Mineral analysis identified brucite (magnesium hydroxide) as the dominant component of the hardened crust. The team showed that leaking caustic fluids reacted with seawater magnesium to precipitate brucite, cementing sediments into an impermeable crust. As brucite slowly dissolves, it continues to keep the local sediment alkaline; where high-pH sediment meets ambient seawater calcium, calcium carbonate precipitates as the white dust that forms the visible halo.

Environmental context, impacts and unanswered questions

Dumping of industrial wastes in deep-water sites off Southern California occurred from the 1930s through the early 1970s. EPA records list disposal of refinery wastes, drilling residues, chemical wastes, military munitions and more. DDT was widely used and later banned in 1972; sediments in parts of the region remain heavily contaminated with legacy pesticides. Production of DDT generated both acidic and alkaline wastes, and other industries such as oil refining also produced caustic byproducts.

Study co-author Johanna Gutleben, a Scripps postdoctoral scholar, noted: "DDT was not the only thing that was dumped in this part of the ocean and we have only a very fragmented idea of what else was dumped there." Senior author Paul Jensen added that he had expected alkaline waste to dilute quickly in seawater, but finding century-scale persistence suggests these alkaline discharges "can now join the ranks of DDT as a persistent pollutant with long-term environmental impacts." Prior research by co-author Lisa Levin has also shown reduced small-animal biodiversity around halo barrels.

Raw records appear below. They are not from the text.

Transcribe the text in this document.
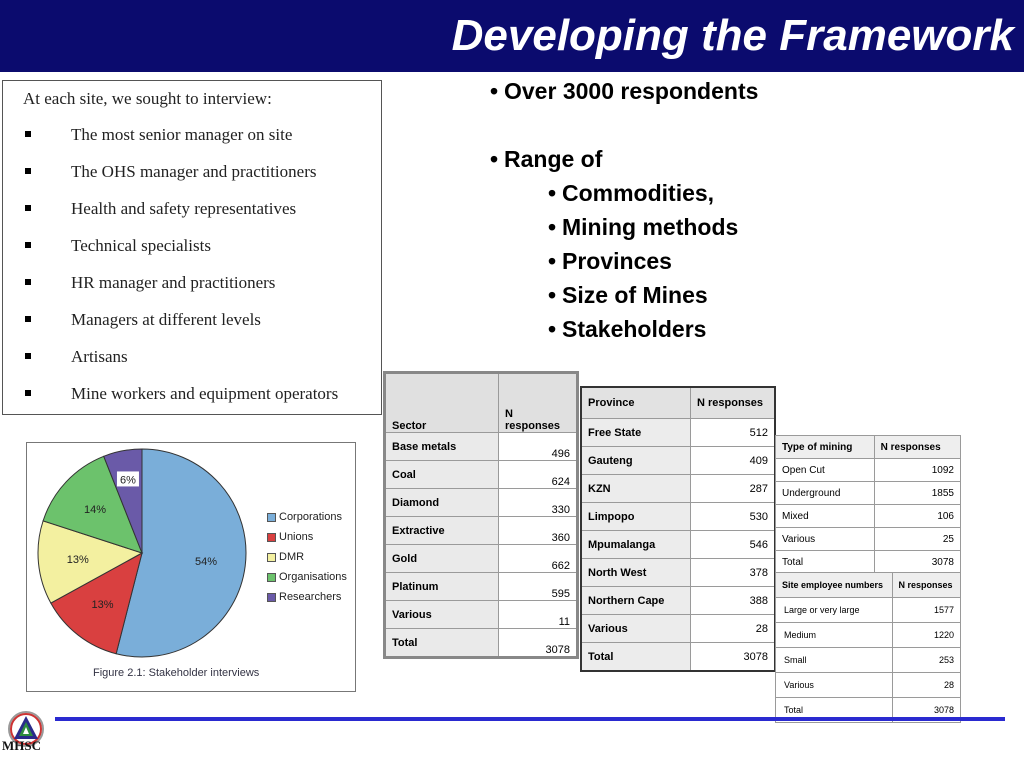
Developing the Framework
At each site, we sought to interview:
The most senior manager on site
The OHS manager and practitioners
Health and safety representatives
Technical specialists
HR manager and practitioners
Managers at different levels
Artisans
Mine workers and equipment operators
• Over 3000 respondents
• Range of
• Commodities,
• Mining methods
• Provinces
• Size of Mines
• Stakeholders
54%
13%
13%
14%
6%
Corporations
Unions
DMR
Organisations
Researchers
Figure 2.1: Stakeholder interviews
Sector	N responses
Base metals	496
Coal	624
Diamond	330
Extractive	360
Gold	662
Platinum	595
Various	11
Total	3078
Province	N responses
Free State	512
Gauteng	409
KZN	287
Limpopo	530
Mpumalanga	546
North West	378
Northern Cape	388
Various	28
Total	3078
Type of mining	N responses
Open Cut	1092
Underground	1855
Mixed	106
Various	25
Total	3078
Site employee numbers	N responses
Large or very large	1577
Medium	1220
Small	253
Various	28
Total	3078
MHSC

The severity of ecological effects depends on how many alkaline-containing barrels lie on the seafloor and their chemical make-up; that number remains unknown. Visual identification of white halos may provide a rapid field indicator of alkaline contamination to guide future surveys and risk assessments near Catalina and other dump sites.

Remediation prospects

Researchers caution that mechanical removal of contaminated sediment would be technologically difficult and could worsen pollution by generating sediment plumes that release buried DDT into the water column. Instead, Gutleben and Jensen are investigating native microbes that might slowly degrade DDT in place, a possible long-term remediation strategy that avoids disruptive dredging.

Expert Insight

Dr. Elena Marquez, coastal geochemist and environmental engineer (fictional expert), comments: "This study is a clear example of how industrial legacies can produce unexpected geochemical hotspots on the seafloor. The identification of brucite crusts and sustained alkalinity highlights that chemical wastes can reshape benthic habitats for decades. From a management perspective, using visible halo signatures to prioritize surveys is a practical step toward mapping and mitigating these sites without causing further harm."

Conclusion

Scripps-led investigations have resolved the long-standing mystery of white halos around some sunken barrels off Southern California: leaking caustic alkaline waste precipitated minerals that hardened sediments and established persistent high-pH microenvironments. The discovery expands understanding of the ecological legacy of historical ocean dumping and provides a new visual marker to detect and prioritize contaminated sites. Key uncertainties remain — notably how many alkaline barrels are present and precisely which chemicals they contain — but the research highlights the need for targeted surveys, careful risk assessment, and research into microbial attenuation as a low-impact remediation pathway.

"I’m Ava, a stargazer and science communicator. I love explaining the cosmos and the mysteries of science in ways that spark your curiosity."